As of September 2024, over 624 studies on Covid-19 vaccine effectiveness have been conducted across 52 countries. These include randomized controlled trials, observational studies, and meta-analyses, providing a comprehensive understanding of vaccine performance under both clinical and real-world conditions. The consensus from these studies is that Covid-19 vaccines are highly effective in reducing infection rates, disease severity, hospitalizations, and mortality.
Apparently that’s not enough replication for Bhattacharya, who would rather suggest that children not receive Covid vaccines, as he tells Weiss.
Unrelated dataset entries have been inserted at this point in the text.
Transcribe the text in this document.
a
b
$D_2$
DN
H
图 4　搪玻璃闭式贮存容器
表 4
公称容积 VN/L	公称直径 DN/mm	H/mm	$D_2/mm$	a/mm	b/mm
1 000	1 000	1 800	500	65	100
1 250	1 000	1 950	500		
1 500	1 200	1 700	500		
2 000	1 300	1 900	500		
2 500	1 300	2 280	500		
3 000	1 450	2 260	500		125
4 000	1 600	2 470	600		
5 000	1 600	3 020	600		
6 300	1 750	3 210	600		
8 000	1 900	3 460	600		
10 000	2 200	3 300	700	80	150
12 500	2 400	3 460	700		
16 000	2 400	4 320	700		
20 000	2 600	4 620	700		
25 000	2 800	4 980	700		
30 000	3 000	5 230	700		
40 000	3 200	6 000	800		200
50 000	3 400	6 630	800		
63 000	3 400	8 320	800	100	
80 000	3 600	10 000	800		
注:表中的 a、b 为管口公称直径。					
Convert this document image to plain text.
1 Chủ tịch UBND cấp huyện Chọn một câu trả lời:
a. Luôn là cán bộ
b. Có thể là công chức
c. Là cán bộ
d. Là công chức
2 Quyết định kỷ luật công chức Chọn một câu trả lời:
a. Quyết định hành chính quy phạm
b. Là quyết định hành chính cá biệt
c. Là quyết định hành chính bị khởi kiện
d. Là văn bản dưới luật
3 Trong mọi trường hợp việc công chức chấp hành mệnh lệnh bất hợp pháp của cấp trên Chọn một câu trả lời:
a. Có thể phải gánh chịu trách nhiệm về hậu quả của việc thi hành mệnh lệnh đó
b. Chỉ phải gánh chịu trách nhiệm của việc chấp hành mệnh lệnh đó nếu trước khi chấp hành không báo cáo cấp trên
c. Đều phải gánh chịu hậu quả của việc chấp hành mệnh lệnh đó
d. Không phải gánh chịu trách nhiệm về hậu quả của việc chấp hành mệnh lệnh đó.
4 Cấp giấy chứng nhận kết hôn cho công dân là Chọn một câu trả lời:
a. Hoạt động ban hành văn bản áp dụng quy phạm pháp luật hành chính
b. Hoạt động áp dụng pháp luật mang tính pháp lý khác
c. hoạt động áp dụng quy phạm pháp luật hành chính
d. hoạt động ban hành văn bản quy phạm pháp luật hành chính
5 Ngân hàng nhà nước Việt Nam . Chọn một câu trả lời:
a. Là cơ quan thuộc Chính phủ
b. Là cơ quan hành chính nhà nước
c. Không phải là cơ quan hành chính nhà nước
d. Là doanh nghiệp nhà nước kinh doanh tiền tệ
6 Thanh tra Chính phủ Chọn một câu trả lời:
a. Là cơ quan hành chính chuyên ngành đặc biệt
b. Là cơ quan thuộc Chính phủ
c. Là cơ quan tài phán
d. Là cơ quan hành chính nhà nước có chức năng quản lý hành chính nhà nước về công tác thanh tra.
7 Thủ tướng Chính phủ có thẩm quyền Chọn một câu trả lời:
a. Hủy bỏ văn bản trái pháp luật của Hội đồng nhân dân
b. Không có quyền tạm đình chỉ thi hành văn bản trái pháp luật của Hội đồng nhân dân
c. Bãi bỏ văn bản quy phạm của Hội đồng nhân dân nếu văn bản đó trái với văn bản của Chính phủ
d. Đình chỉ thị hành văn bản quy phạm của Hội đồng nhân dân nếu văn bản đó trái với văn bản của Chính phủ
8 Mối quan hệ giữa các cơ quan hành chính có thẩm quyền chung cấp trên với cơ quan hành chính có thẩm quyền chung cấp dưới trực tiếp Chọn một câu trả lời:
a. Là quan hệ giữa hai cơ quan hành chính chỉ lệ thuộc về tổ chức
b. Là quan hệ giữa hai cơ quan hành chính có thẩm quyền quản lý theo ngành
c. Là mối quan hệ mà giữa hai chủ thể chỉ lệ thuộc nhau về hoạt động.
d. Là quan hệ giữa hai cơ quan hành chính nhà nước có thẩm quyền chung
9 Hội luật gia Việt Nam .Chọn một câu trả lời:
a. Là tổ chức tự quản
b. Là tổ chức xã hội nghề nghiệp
Meanwhile, Bhattacharya devotes one sentence to the “good studies” that fail to replicate Andrew Wakefield’s fraudulent propaganda while spending many discussing the distrust parents have in clinical medicine and the supposed uncertainty of vaccine science.
When Weiss asks Bhattacharya how he’ll respond when people ask him for advice as NIH director, he says they shouldn’t look to him. Rather, they should heed the advice of many sources—a “do your own research” remix.
I agree with Bhattacharya on this: people shouldn’t turn to him for medical advice. My reasoning is, obviously, wildly different.